In [1]:
import requests
from bs4 import BeautifulSoup

def get_urls_from_sitemap(sitemap_url):
    response = requests.get(sitemap_url)
    soup = BeautifulSoup(response.content, 'xml')
    urls = [loc.text for loc in soup.find_all('loc')]
    return urls

def keywords_in_url(url, keywords):
    response = requests.get(url)
    keywords_found = []
    for keyword in keywords:
        if keyword.lower() in response.text.lower():
            keywords_found.append(keyword)
    return keywords_found

def load_keywords_from_file(filename):
    with open(filename, 'r') as file:
        return [line.strip() for line in file if line.strip()]

def main():
    sitemap_url = 'https://www.davidkolbconsultancy.com/pages-sitemap.xml'  # Replace with the actual sitemap URL
    keywords = load_keywords_from_file('keywords.txt')
    keywords_not_found = set(keywords)
    keyword_counts = {keyword: 0 for keyword in keywords}

    urls = get_urls_from_sitemap(sitemap_url)
    for url in urls:
        found_keywords = keywords_in_url(url, keywords)
        for keyword in found_keywords:
            keyword_counts[keyword] += 1
            keywords_not_found.discard(keyword)

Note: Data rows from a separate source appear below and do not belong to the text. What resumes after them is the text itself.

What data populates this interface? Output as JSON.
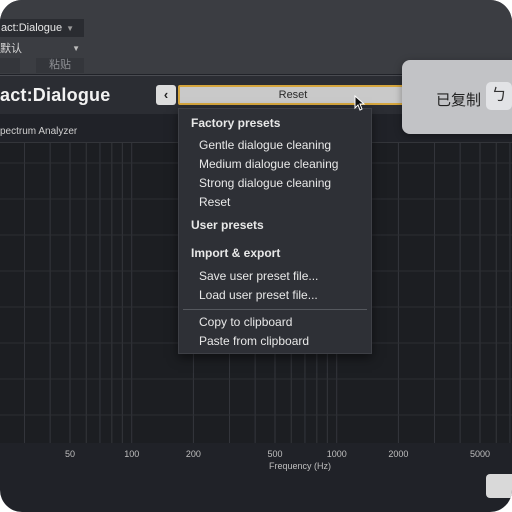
{
  "host": {
    "tab_label": "act:Dialogue",
    "tab_arrow": "▼",
    "preset_value": "默认",
    "preset_arrow": "▼",
    "buttons": [
      "",
      "粘贴"
    ]
  },
  "plugin": {
    "title": "act:Dialogue",
    "prev_glyph": "‹",
    "current_preset": "Reset"
  },
  "toast": {
    "text": "已复制",
    "icon_glyph": "ㄅ"
  },
  "analyzer": {
    "label": "pectrum Analyzer",
    "x_axis_title": "Frequency (Hz)",
    "ticks": [
      "50",
      "100",
      "200",
      "500",
      "1000",
      "2000",
      "5000"
    ]
  },
  "menu": {
    "factory_header": "Factory presets",
    "factory_items": [
      "Gentle dialogue cleaning",
      "Medium dialogue cleaning",
      "Strong dialogue cleaning",
      "Reset"
    ],
    "user_header": "User presets",
    "import_header": "Import & export",
    "import_items": [
      "Save user preset file...",
      "Load user preset file..."
    ],
    "clipboard_items": [
      "Copy to clipboard",
      "Paste from clipboard"
    ]
  },
  "colors": {
    "accent_border": "#d6a63e",
    "panel_bg": "#202228",
    "menu_bg": "#2e3036"
  }
}
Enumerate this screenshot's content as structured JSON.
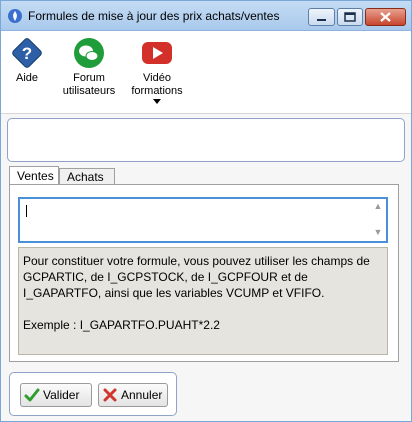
{
  "window": {
    "title": "Formules de mise à jour des prix achats/ventes"
  },
  "toolbar": {
    "aide_label": "Aide",
    "forum_label_line1": "Forum",
    "forum_label_line2": "utilisateurs",
    "video_label_line1": "Vidéo",
    "video_label_line2": "formations"
  },
  "tabs": [
    {
      "label": "Ventes",
      "selected": true
    },
    {
      "label": "Achats",
      "selected": false
    }
  ],
  "formula": {
    "value": ""
  },
  "help": {
    "text": "Pour constituer votre formule, vous pouvez utiliser les champs de GCPARTIC, de I_GCPSTOCK, de I_GCPFOUR et de I_GAPARTFO, ainsi que les variables VCUMP et VFIFO.",
    "example": "Exemple : I_GAPARTFO.PUAHT*2.2"
  },
  "buttons": {
    "valider_label": "Valider",
    "annuler_label": "Annuler"
  },
  "colors": {
    "title_bar": "#a9c9ec",
    "help_background": "#e6e4de",
    "input_focus_border": "#4a90d9",
    "panel_border": "#8fa3c8"
  },
  "icons": {
    "window": "app-flame-icon",
    "aide": "help-question-icon",
    "forum": "chat-bubbles-icon",
    "video": "video-play-icon",
    "valider": "checkmark-icon",
    "annuler": "cross-icon"
  }
}
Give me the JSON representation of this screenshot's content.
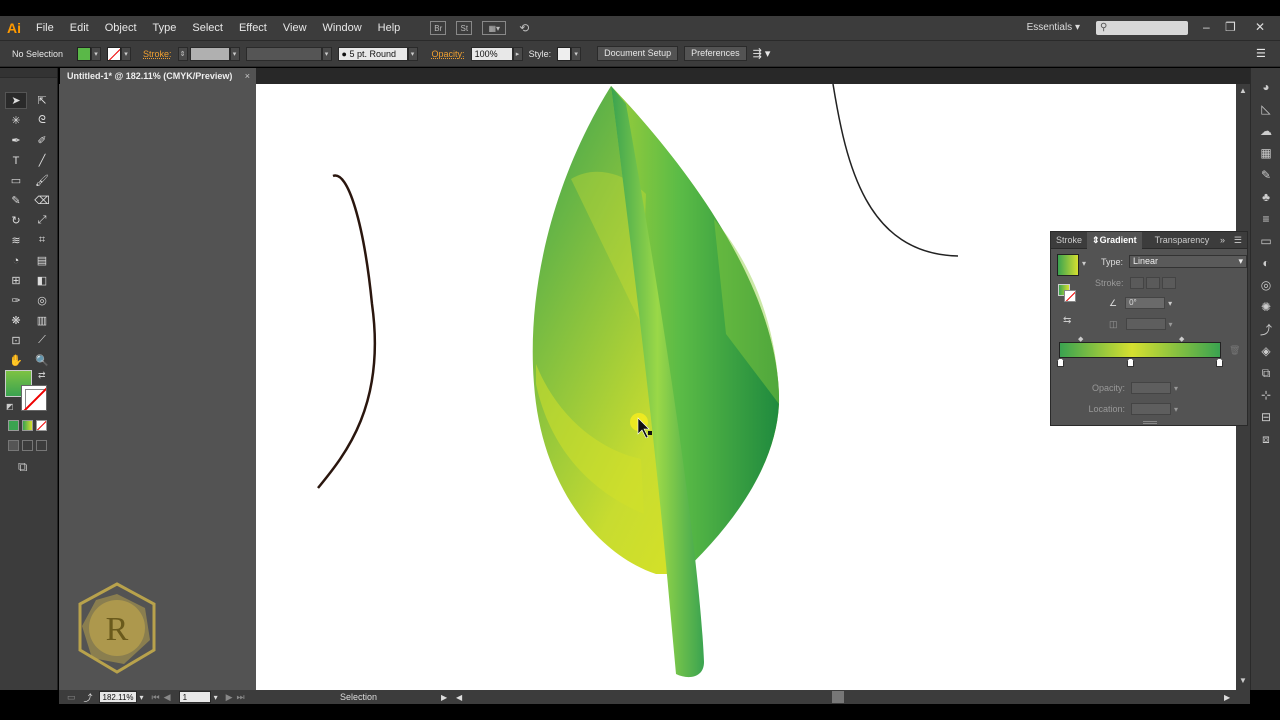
{
  "app": {
    "logo": "Ai"
  },
  "menu": [
    "File",
    "Edit",
    "Object",
    "Type",
    "Select",
    "Effect",
    "View",
    "Window",
    "Help"
  ],
  "menu_icons": {
    "bridge": "Br",
    "stock": "St"
  },
  "workspace_switcher": "Essentials",
  "control_bar": {
    "selection_status": "No Selection",
    "stroke_label": "Stroke:",
    "brush_definition": "5 pt. Round",
    "opacity_label": "Opacity:",
    "opacity_value": "100%",
    "style_label": "Style:",
    "document_setup": "Document Setup",
    "preferences": "Preferences"
  },
  "document_tab": {
    "title": "Untitled-1* @ 182.11% (CMYK/Preview)",
    "close": "×"
  },
  "gradient_panel": {
    "tabs": [
      "Stroke",
      "Gradient",
      "Transparency"
    ],
    "active_tab": "Gradient",
    "type_label": "Type:",
    "type_value": "Linear",
    "stroke_label": "Stroke:",
    "angle_value": "0°",
    "opacity_label": "Opacity:",
    "location_label": "Location:",
    "gradient_colors": [
      "#3aa350",
      "#d6e030",
      "#3aa350"
    ]
  },
  "status_bar": {
    "zoom": "182.11%",
    "artboard_number": "1",
    "tool_name": "Selection"
  },
  "colors": {
    "fill": "#5ab848",
    "accent": "#ff9a00"
  },
  "watermark": {
    "letter": "R"
  }
}
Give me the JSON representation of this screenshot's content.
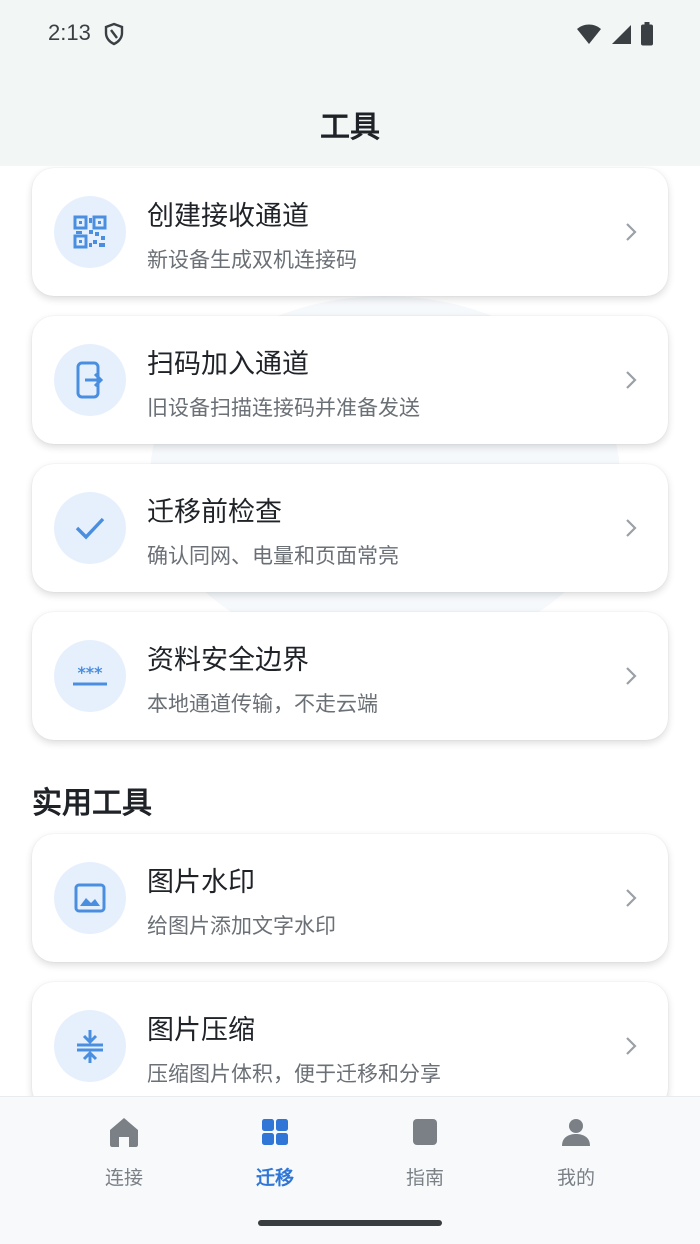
{
  "status_bar": {
    "time": "2:13"
  },
  "header": {
    "title": "工具"
  },
  "cards": [
    {
      "title": "创建接收通道",
      "subtitle": "新设备生成双机连接码",
      "icon": "qr-code-icon"
    },
    {
      "title": "扫码加入通道",
      "subtitle": "旧设备扫描连接码并准备发送",
      "icon": "phone-export-icon"
    },
    {
      "title": "迁移前检查",
      "subtitle": "确认同网、电量和页面常亮",
      "icon": "check-icon"
    },
    {
      "title": "资料安全边界",
      "subtitle": "本地通道传输，不走云端",
      "icon": "password-icon"
    }
  ],
  "section_title": "实用工具",
  "tools": [
    {
      "title": "图片水印",
      "subtitle": "给图片添加文字水印",
      "icon": "image-icon"
    },
    {
      "title": "图片压缩",
      "subtitle": "压缩图片体积，便于迁移和分享",
      "icon": "compress-icon"
    }
  ],
  "bottom_nav": [
    {
      "label": "连接",
      "icon": "home-icon",
      "active": false
    },
    {
      "label": "迁移",
      "icon": "grid-icon",
      "active": true
    },
    {
      "label": "指南",
      "icon": "book-icon",
      "active": false
    },
    {
      "label": "我的",
      "icon": "person-icon",
      "active": false
    }
  ],
  "colors": {
    "accent": "#2f76d6",
    "icon_bg": "#e6f0fd",
    "icon": "#4a8ee0",
    "header_bg": "#f2f7f6"
  }
}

    print("Keyword counts:")
    for keyword, count in keyword_counts.items():
        print(f"{keyword}: {count}")

    if keywords_not_found:
        print("\nExceptions:")
        for keyword in keywords_not_found:
            print(f"Keyword '{keyword}' was not found in any URL.")

if __name__ == '__main__':
    main()


Keyword counts:
creativity: 7
digital strategy: 0
banks with online banking: 0
fixed mindset: 0
fintech: 1
growth mindset: 1
innovation: 7
leaders in transformation: 0
leadership and transformation: 0
learning in machine learning: 0
machine learning: 0
online banks: 0
problem solving: 1
problem solving skills: 0
prototyping: 1
transformational leadership: 0

Exceptions:
Keyword 'learning in machine learning' was not found in any URL.
Keyword 'banks with online banking' was not found in any URL.
Keyword 'fixed mindset' was not found in any URL.
Keyword 'leaders in transformation' was not found in any URL.
Keyword 'leadership and transformation' was not found in any URL.
Keyword 'machine learning' was not found in any URL.
Keyword 'transformational leadership' was not found in any URL.
Keyword 'online banks' was not found in any URL.
Keyword 'problem solving skills' was not found in any URL.
Keyword 'digital strategy' was not found in any URL.